On paper, the Valkyrie remains every bit as special as it did when we first learned about what would become a collaboration between the Red Bull Racing Formula 1 team and Aston Martin back in 2017. The car is the brainchild of Adrian Newey, the most successful F1 designer of all time, and will incorporate both a screaming naturally aspirated Cosworth-built V-12 engine and an ultra-lightweight structure which will give it a pound-to-horsepower ratio better than that of most GT race cars.
But the development saga has been complicated. Aston's statement makes clear that the company entered into an agreement with Nebula Project in Niederwil, Switzerland, in 2016 to help fund the development of the Valkyrie. They also teamed on the cars that would become the mid-engined Valhalla and Vanquish, on which Aston has also started work.

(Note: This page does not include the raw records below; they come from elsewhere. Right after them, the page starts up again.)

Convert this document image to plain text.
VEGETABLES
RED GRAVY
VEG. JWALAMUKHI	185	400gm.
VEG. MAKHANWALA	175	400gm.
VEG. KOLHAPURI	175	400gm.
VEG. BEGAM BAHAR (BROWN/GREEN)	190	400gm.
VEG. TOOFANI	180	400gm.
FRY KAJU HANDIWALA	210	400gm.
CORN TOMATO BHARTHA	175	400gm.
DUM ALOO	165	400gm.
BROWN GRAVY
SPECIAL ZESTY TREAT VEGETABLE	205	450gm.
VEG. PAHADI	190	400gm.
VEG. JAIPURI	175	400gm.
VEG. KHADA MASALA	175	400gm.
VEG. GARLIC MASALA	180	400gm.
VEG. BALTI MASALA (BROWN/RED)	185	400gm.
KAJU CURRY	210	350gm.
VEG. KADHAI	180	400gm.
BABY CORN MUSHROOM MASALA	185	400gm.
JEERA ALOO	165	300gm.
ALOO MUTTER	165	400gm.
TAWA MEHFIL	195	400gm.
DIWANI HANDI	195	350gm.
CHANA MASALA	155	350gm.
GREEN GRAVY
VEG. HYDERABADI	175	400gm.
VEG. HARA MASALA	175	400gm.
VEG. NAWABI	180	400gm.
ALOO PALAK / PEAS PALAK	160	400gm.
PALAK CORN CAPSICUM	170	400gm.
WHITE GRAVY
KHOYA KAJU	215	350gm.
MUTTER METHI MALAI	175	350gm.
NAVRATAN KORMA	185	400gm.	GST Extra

According to Aston’s statement: "Under the terms of this agreement, Nebula Project AG was to receive royalty payments, which could have been significant over time, linked to production volumes of these programs and [Nebula] meeting its funding commitments." Aston says Nebula failed to pay Valkyrie customers' deposits forward, so it has terminated both the agreement and its contract with AF Cars, the company that operated its Saint Gallen dealership in Switzerland and shared its directors with Nebula.
Doing this is anticipated to reduce cash flow by as much as $21 million at current exchange rates, but Aston says it will ultimately save money through not having to make royalty payments. The company also confirms it has not entered into similar deals with any other third party, with the claim it was agreed upon by “prior management” prominent in the statement.

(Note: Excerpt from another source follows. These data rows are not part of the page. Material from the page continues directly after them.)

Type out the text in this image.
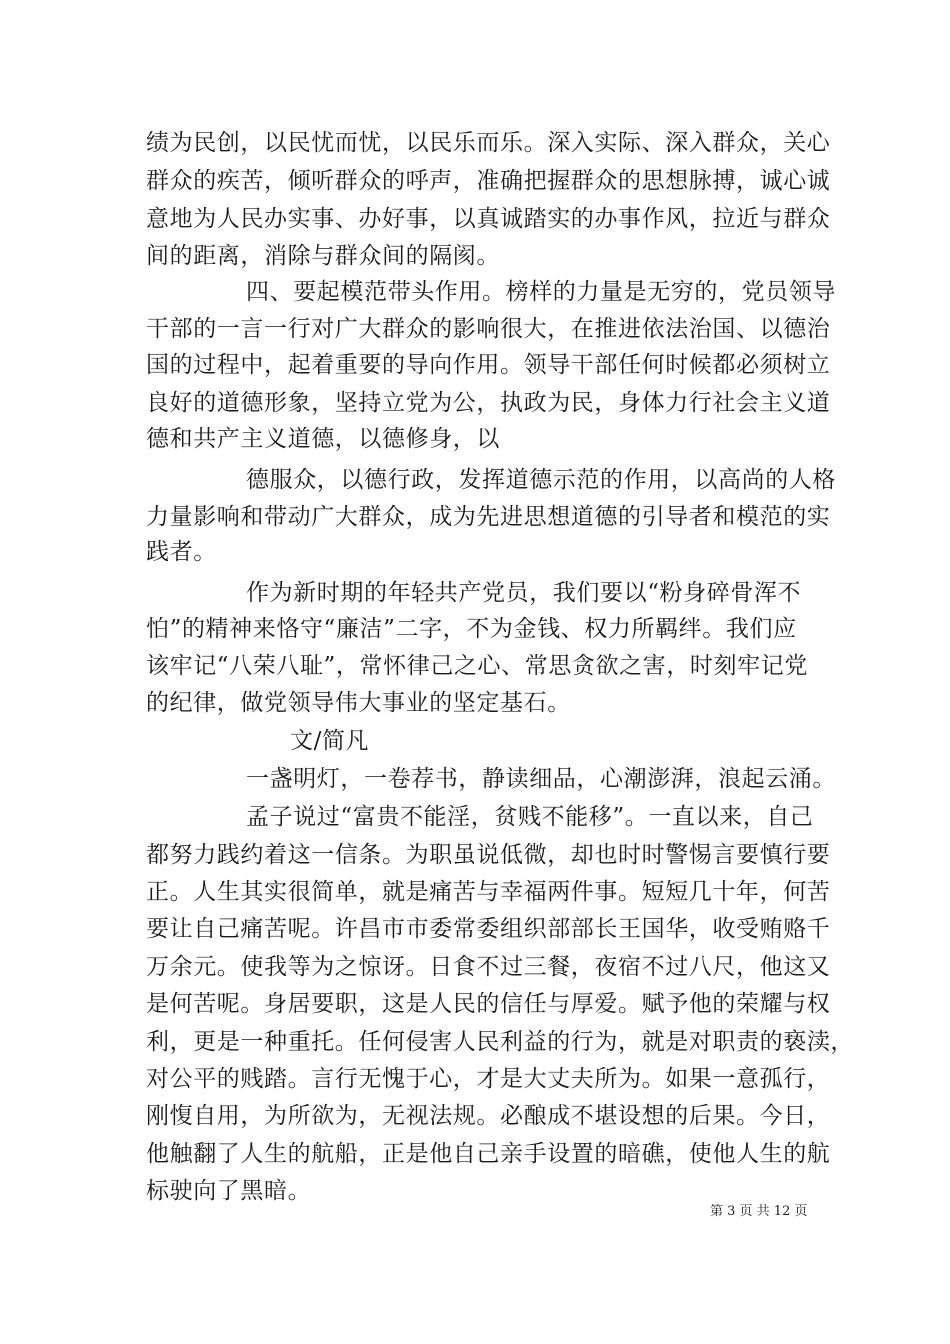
绩为民创，以民忧而忧，以民乐而乐。深入实际、深入群众，关心
群众的疾苦，倾听群众的呼声，准确把握群众的思想脉搏，诚心诚
意地为人民办实事、办好事，以真诚踏实的办事作风，拉近与群众
间的距离，消除与群众间的隔阂。
四、要起模范带头作用。榜样的力量是无穷的，党员领导
干部的一言一行对广大群众的影响很大，在推进依法治国、以德治
国的过程中，起着重要的导向作用。领导干部任何时候都必须树立
良好的道德形象，坚持立党为公，执政为民，身体力行社会主义道
德和共产主义道德，以德修身，以
德服众，以德行政，发挥道德示范的作用，以高尚的人格
力量影响和带动广大群众，成为先进思想道德的引导者和模范的实
践者。
作为新时期的年轻共产党员，我们要以“粉身碎骨浑不
怕”的精神来恪守“廉洁”二字，不为金钱、权力所羁绊。我们应
该牢记“八荣八耻”，常怀律己之心、常思贪欲之害，时刻牢记党
的纪律，做党领导伟大事业的坚定基石。
文/简凡
一盏明灯，一卷荐书，静读细品，心潮澎湃，浪起云涌。
孟子说过“富贵不能淫，贫贱不能移”。一直以来，自己
都努力践约着这一信条。为职虽说低微，却也时时警惕言要慎行要
正。人生其实很简单，就是痛苦与幸福两件事。短短几十年，何苦
要让自己痛苦呢。许昌市市委常委组织部部长王国华，收受贿赂千
万余元。使我等为之惊讶。日食不过三餐，夜宿不过八尺，他这又
是何苦呢。身居要职，这是人民的信任与厚爱。赋予他的荣耀与权
利，更是一种重托。任何侵害人民利益的行为，就是对职责的亵渎，
对公平的贱踏。言行无愧于心，才是大丈夫所为。如果一意孤行，
刚愎自用，为所欲为，无视法规。必酿成不堪设想的后果。今日，
他触翻了人生的航船，正是他自己亲手设置的暗礁，使他人生的航
标驶向了黑暗。
第 3 页 共 12 页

AF Cars also controls the R-Reforged brand, which has been selling factory-approved Zagato-bodied coupe and speedster versions of the previous-generation Vantage, and which is also marketing Ian Callum’s exclusive restomod version of the original Vanquish. We don't know how the termination of the agreement will affect those projects.
In separate but related news, Aston is set to unveil another version of the Valkyrie at the end of this month. Pictures taken from what seems to be a configurator page leaked yesterday showing a car with much more aggressive wingwork than the regular Valkyrie. Aston insiders have confirmed that this is the replacement for the proposed track-only Valkyrie AMR Pro, which was meant to be limited to no more than 25 cars but which was quietly axed at the end of last year when potential customers who had expressed interest were told the car was no longer going ahead. The lights, wipers, and door mirrors visible on the new Valkyrie variant in the leaked images strongly suggest it will be street legal.